Hal ini sering dialami oleh masyarakat yang pada umumnya tinggal di batas daerah dan batas provinsi. Nah, kenapa hal tersebut bisa terjadi, yuk kita simak sebentar penjelasannya di sini.

Pembagian kewenangan kepengurusan jalan dibagi menjadi beberapa bagian, hal ini di tulis dalam Peraturan Pemerintah nomor 34 tahun 2006.

Jalan Nasional

Adalah jalan yang menghubungkan antar provinsi pada suatu wilayah, dan berada bawah kewenangan negara. Hal ini ditertuang dalam Peraturan Menteri (Permen) Perhubungan No 67 Tahun 2018.. Dalam hal ini di kelola oleh Kementrian PU. Dan biasanya Jalan Provinsi atau Jalan Nasional ditandai dengan garis warna kuning.

Jalan Nasional dapat dilalui dengan angkutan utama dengan kecepatan > 60 km/jam. Kapasitas pada jenis jalan nasional atau arteri lebih besar dari volume lintas rata-rata. Selain itu, yang perlu dimenjadi perhatian oleh masyarakat jalan nasional atau jalan arteri tidak boleh terganggu oleh kegiatan lokal.

Jalan Provinsi

Jalan yang menghubungkan antar kabupaten/kota dalam satu wilayah provinsi, dan biasanya ditandai dengan garis warna putih.

Jalan Kabupaten/Kota

Jalan yang menghubungkan antar kabupaten, kecamatan, kelurahan atau desa. Dan umumnya jalan ini sedikit lebih kecil dari jalan provinsi.

Jalan Desa

Sebenarnya jalan desa ini hanyalah tambahan saja, hal ini dikarenakan setiap desa sudah memiliki anggaran sendiri, dan mereka bisa mengelola sendiri dana tersebut, salah satunya dengan menganggarkan perawatan jalan desa.
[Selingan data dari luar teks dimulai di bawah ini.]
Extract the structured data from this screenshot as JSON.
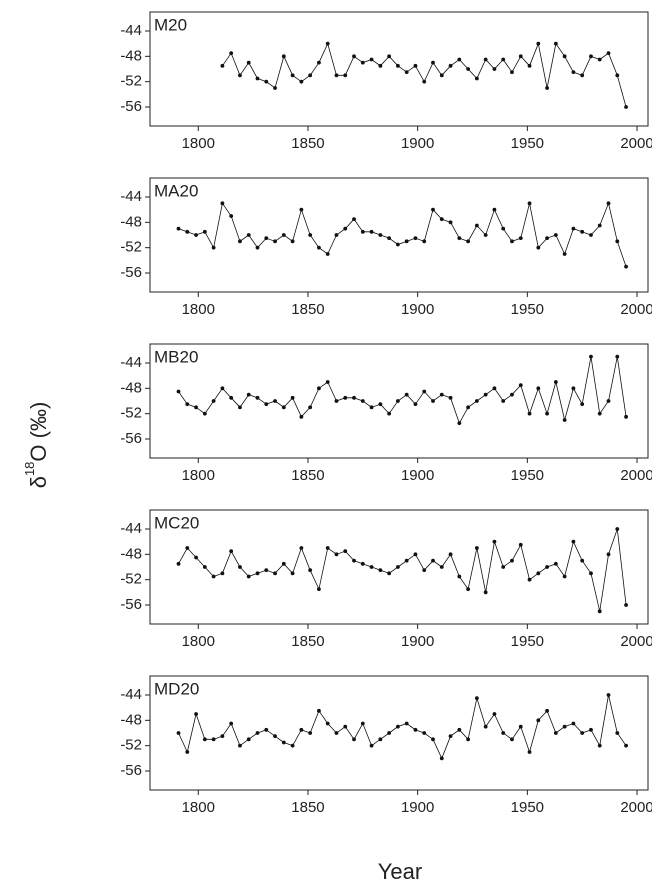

Jalan Berdasarkan Pengelompokan Muatan Sumbu

Jalan Kelas I – jalan arteri yang dapat dilalui kendaraan bermotor, termasuk yang memiliki muatan dengan lebar tidak melebihi 2500mm, ukuran panjang tidak melebihi 1800mm, dan beratnya lebih dari 10 ton.
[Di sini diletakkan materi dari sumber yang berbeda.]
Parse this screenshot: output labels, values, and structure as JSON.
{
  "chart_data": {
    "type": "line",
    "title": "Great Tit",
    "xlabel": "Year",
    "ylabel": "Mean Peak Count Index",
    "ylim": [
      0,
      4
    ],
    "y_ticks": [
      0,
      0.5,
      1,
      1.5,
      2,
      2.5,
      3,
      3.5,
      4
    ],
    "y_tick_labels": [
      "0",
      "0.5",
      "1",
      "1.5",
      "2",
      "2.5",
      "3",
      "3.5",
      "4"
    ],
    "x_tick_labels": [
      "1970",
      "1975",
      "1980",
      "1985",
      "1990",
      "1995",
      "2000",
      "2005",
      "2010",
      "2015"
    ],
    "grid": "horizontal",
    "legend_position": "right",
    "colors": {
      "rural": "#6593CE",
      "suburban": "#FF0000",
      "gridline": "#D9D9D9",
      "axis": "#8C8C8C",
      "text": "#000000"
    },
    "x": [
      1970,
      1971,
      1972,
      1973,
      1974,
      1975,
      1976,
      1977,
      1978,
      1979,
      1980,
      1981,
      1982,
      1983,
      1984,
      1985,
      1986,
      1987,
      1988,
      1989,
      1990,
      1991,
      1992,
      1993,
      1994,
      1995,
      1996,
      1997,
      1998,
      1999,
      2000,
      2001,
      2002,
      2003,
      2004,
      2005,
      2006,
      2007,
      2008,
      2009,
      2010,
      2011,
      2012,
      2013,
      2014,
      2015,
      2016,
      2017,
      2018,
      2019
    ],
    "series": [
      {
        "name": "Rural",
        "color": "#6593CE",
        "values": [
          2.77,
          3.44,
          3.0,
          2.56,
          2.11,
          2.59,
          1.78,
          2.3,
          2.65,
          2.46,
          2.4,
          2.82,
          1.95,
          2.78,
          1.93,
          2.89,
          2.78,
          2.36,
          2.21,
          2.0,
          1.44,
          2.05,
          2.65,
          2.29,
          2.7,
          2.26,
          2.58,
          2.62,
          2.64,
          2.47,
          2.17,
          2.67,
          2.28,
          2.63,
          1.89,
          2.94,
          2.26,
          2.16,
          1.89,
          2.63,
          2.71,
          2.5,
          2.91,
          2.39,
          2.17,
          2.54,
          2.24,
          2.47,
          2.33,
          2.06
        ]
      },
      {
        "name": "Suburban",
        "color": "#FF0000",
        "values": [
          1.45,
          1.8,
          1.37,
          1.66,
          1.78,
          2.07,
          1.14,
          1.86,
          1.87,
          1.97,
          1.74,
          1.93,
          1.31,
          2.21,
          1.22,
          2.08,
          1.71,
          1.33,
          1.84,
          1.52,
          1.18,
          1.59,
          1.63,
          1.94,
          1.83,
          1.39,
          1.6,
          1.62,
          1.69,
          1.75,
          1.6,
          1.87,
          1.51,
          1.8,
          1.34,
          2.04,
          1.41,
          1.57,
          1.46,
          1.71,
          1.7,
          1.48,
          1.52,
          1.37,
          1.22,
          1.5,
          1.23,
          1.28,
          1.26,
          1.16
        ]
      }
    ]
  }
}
Jalan Kelas II – jalan arteri yang dapat dilalui kendaraan bermotor, termasuk yang memiliki muatan dengan lebar tidak melebihi 2500mm, ukuran panjang tidak melebihi 1800mm, dan berat maksimal tidak lebih dari 10 ton. Jalan kelas ini sesuai untuk angkutan peti kemas.

Jalan Kelas III A – jalan arteri dan kolektor yang dapat dilalui kendaraan bermotor, termasuk yang memiliki muatan dengan lebar tidak melebihi 2500mm, ukuran panjang tidak melebihi 1800mm, dan berat maksimalnya 8 ton.

Jalan Kelas III B – jalan kolektor yang dapat dilalui kendaraan bermotor, termasuk yang memiliki muatan dengan lebar tidak melebihi 2500mm, ukuran panjang tidak melebihi 1200mm, dan berat maksimalnya 8 ton.

Jalan Kelas III C – jalan lokal dan lingkungan yang dapat dilalui kendaraan bermotor, termasuk yang memiliki muatan dengan lebar tidak melebihi 2100mm, ukuran panjang tidak melebihi 900mm, dan berat maksimalnya 8 ton.

Mulailah kritis terhadap kondisi jalan. Karena jalan yang dibangun ini atas pajak yang selama ini kita bayarkan.